Abstract
Background Exploration and modelling of individual treatment effects and treatment heterogeneity is an important aspect of precision medicine in randomized controlled trials (RCTs). The usual approach is to develop a predictive model for individual outcomes and then look for an interaction effect between treatment allocation and important patient covariates. However, such models are prone to overfitting and multiple testing, and typically demand a transformation of the outcome measurement, for example, from the absolute risk in the original RCT to log-odds of risk in the predictive model.

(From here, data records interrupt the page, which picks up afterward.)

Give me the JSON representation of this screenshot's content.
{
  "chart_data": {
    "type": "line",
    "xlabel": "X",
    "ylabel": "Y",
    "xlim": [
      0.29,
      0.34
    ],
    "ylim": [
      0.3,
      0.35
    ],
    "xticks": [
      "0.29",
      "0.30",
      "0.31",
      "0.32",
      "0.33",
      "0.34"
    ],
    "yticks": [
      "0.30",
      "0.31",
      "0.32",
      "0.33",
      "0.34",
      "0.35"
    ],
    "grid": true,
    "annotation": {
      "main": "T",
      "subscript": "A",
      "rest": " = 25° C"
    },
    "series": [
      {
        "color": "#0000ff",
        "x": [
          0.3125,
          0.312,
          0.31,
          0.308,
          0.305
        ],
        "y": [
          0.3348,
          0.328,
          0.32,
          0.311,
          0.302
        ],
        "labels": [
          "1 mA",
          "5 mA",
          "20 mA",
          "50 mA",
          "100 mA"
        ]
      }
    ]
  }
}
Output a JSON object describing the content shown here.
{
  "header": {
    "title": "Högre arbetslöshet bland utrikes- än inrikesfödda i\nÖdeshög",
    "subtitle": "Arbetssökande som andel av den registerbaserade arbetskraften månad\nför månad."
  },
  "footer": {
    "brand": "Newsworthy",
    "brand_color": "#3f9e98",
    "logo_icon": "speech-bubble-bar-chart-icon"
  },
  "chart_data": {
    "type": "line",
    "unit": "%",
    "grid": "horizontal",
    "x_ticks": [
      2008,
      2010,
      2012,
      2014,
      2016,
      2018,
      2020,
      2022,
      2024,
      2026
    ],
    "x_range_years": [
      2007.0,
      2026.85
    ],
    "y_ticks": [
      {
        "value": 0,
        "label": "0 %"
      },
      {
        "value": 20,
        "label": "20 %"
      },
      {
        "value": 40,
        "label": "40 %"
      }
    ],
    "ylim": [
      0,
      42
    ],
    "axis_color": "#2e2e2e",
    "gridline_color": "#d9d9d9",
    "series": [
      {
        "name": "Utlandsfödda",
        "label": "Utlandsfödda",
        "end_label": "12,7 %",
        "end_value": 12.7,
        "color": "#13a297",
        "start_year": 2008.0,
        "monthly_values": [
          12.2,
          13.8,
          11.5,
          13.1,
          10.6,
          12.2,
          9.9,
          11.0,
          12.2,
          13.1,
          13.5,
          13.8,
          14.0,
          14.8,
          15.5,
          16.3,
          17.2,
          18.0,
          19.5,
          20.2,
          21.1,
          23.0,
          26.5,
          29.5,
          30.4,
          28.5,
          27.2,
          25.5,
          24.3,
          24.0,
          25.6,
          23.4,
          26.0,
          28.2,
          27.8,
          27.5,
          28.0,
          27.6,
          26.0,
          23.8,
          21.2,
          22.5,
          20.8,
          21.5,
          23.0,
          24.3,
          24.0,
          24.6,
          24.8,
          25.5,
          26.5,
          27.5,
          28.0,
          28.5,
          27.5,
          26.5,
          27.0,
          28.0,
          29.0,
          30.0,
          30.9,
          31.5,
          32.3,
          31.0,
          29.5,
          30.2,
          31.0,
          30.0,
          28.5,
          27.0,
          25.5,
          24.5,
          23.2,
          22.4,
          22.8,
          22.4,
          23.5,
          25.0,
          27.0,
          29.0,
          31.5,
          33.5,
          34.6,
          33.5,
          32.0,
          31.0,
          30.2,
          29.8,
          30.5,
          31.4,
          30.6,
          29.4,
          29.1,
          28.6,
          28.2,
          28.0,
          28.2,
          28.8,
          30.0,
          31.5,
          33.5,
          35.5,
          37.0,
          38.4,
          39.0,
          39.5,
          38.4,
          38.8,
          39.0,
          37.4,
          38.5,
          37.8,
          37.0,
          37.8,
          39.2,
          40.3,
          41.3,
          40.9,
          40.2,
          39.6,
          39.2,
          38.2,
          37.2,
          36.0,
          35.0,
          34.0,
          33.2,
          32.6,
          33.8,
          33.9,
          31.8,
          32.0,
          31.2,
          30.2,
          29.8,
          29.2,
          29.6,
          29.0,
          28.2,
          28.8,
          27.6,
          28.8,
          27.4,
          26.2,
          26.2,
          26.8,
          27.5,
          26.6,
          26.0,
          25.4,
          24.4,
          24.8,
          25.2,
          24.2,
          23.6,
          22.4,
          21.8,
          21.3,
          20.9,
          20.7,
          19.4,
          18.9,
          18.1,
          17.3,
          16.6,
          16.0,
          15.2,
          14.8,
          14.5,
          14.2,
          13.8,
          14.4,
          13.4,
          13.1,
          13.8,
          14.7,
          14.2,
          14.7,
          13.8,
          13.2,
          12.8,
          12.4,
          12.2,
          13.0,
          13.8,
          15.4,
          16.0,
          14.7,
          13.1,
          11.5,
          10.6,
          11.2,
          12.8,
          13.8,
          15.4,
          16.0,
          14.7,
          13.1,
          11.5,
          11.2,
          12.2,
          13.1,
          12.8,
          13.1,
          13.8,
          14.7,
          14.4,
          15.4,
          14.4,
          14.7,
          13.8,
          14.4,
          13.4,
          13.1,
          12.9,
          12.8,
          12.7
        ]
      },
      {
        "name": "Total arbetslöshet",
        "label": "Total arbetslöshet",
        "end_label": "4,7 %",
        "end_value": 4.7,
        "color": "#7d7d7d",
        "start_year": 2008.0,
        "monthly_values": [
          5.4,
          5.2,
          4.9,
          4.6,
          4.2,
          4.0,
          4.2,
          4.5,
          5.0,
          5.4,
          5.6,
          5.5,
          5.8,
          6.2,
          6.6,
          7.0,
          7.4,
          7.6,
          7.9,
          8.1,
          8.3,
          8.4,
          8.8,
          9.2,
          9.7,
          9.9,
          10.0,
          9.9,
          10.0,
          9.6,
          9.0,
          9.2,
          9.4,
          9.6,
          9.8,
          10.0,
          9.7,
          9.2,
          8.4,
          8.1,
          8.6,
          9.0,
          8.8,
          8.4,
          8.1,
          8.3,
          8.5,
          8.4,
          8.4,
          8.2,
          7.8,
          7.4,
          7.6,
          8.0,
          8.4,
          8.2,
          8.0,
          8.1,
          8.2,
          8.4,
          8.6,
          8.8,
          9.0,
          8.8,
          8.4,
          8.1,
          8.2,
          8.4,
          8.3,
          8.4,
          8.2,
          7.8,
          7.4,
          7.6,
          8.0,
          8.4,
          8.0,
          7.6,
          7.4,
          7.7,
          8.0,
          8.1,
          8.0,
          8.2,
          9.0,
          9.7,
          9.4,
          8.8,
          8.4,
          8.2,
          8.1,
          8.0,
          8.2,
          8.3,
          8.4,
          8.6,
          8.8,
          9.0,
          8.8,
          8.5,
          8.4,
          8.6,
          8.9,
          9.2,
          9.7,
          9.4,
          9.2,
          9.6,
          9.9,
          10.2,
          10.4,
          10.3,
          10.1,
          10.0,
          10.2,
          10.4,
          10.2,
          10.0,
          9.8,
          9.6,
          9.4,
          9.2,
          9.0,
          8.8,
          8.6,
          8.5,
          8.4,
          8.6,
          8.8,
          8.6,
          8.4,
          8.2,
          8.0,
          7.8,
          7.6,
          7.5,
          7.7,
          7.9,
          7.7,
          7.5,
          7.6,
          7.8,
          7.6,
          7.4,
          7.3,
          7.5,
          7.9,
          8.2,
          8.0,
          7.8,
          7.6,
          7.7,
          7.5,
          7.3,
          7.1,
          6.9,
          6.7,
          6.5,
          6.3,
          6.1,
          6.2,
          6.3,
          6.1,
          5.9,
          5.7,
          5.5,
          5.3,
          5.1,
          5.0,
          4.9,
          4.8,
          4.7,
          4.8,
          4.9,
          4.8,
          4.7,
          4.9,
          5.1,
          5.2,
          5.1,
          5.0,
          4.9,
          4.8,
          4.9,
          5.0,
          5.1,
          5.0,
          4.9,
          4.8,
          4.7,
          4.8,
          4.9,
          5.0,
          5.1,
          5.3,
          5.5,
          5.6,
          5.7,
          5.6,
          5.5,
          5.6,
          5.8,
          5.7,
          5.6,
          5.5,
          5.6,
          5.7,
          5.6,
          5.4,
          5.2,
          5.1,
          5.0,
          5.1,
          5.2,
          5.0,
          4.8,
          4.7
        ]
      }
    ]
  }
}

Methods We show how reference classes derived from background information can be used to alleviate this problem through a two-stage approach where we first estimate a key aspect of heterogeneity in the trial population and then explore for an interaction with the treatment effect along this axis of variation. This bypasses the search for interactions, protecting against multiple testing, and allows for exploration of heterogeneous treatment effects on the original outcome scale of the RCT. This would typically be applied to multivariate models of baseline risk to assess the stability of average treatment effects with respect to the distribution of risk in the population studied. We show how ‘local’ and ‘tilting’ schemes based on ranking patients by baseline risk can be used as a general approach for exploring heterogeneity of treatment effect.
Results We illustrate this approach using the single largest randomised treatment trial in severe falciparum malaria and show how the estimated treatment effect in terms of absolute mortality risk reduction increases considerably for higher risk strata.